The DMRC had shut down 20 metro stations on Thursday “as a precautionary measure amid protests” – the maximum number of stations closed on a single day since DMRC began its operation in 2002.

The students of Jamia have extended their solidarity for the march organised by Bhim Army. “This is not a march simply in support of the Muslim community or the broader secular resistance against CAA-NRC. Bhim Army has been raising the critical point that 54% of Dalits are landless, and therefore will not be able to prove their citizenship,” students’ said in a statement.

“Chandrasekhar Azad has made a clear and bold statement that NRC, in particular, is meant to target the larger Bahujan community. In this perspective, CAA becomes a law that ensures the statelessness of Muslims alongside the historically oppressed Bahujans,” they said.

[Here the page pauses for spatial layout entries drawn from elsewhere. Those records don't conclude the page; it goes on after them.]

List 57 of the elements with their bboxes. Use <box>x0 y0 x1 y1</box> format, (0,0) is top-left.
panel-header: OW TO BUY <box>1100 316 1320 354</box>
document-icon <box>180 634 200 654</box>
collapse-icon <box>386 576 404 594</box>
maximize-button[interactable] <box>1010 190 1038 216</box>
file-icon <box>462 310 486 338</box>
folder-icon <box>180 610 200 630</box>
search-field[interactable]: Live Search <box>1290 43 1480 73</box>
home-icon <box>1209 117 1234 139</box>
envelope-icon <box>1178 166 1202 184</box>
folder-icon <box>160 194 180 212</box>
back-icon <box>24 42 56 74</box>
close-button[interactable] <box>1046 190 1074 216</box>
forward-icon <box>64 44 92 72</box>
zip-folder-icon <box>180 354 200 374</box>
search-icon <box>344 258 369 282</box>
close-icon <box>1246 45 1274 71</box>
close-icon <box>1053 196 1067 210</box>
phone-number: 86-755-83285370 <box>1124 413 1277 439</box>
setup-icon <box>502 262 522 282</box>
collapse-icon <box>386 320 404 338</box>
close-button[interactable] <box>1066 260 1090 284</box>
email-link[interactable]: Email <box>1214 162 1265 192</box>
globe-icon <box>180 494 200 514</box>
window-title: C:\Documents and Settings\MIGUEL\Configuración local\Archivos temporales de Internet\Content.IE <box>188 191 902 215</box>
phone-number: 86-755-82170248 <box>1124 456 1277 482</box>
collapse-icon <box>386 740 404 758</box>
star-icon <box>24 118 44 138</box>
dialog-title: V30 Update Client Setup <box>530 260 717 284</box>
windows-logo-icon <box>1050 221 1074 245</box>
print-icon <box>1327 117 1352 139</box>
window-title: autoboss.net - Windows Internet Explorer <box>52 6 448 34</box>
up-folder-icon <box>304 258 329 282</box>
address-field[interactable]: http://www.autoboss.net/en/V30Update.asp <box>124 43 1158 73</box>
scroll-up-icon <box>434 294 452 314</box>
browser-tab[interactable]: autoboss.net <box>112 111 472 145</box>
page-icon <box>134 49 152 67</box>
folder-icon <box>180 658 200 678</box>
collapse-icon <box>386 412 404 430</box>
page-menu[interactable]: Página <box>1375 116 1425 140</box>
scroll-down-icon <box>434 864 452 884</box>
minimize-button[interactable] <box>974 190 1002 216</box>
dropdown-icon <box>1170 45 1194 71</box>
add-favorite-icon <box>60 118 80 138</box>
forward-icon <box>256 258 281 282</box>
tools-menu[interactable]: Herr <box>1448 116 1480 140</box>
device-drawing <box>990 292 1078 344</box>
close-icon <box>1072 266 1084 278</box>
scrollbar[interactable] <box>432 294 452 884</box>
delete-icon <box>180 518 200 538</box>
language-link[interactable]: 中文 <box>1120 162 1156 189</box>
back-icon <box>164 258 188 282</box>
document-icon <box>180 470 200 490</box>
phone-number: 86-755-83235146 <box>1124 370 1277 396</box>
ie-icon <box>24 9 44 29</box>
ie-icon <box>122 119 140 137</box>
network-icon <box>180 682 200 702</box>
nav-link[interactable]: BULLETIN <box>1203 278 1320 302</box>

The students have also condemned “continuing police brutality” after “anti-CAA protests in Karnataka’s Mangaluru led to the deaths of two people in police firing.” On Sunday, the university campus was also at the receiving end of an alleged police crackdown injuring over 200 students after protests over CAA-NRC took a violent turn.

Police enforced an unprecedented crackdown in large parts of national capital on Thursday – ordering a prohibition on assembly, switching off mobile connectivity, shutting down Metro stations, and detaining people who defied the ban on demonstrations.

The restrictions led to people going without mobile phone services for four hours in the city, a first, being forced to disembark three Metro stations before their destination and walking to offices in central Delhi, and stuck for nine hours in the worst traffic snarl in Gurugram since 2016.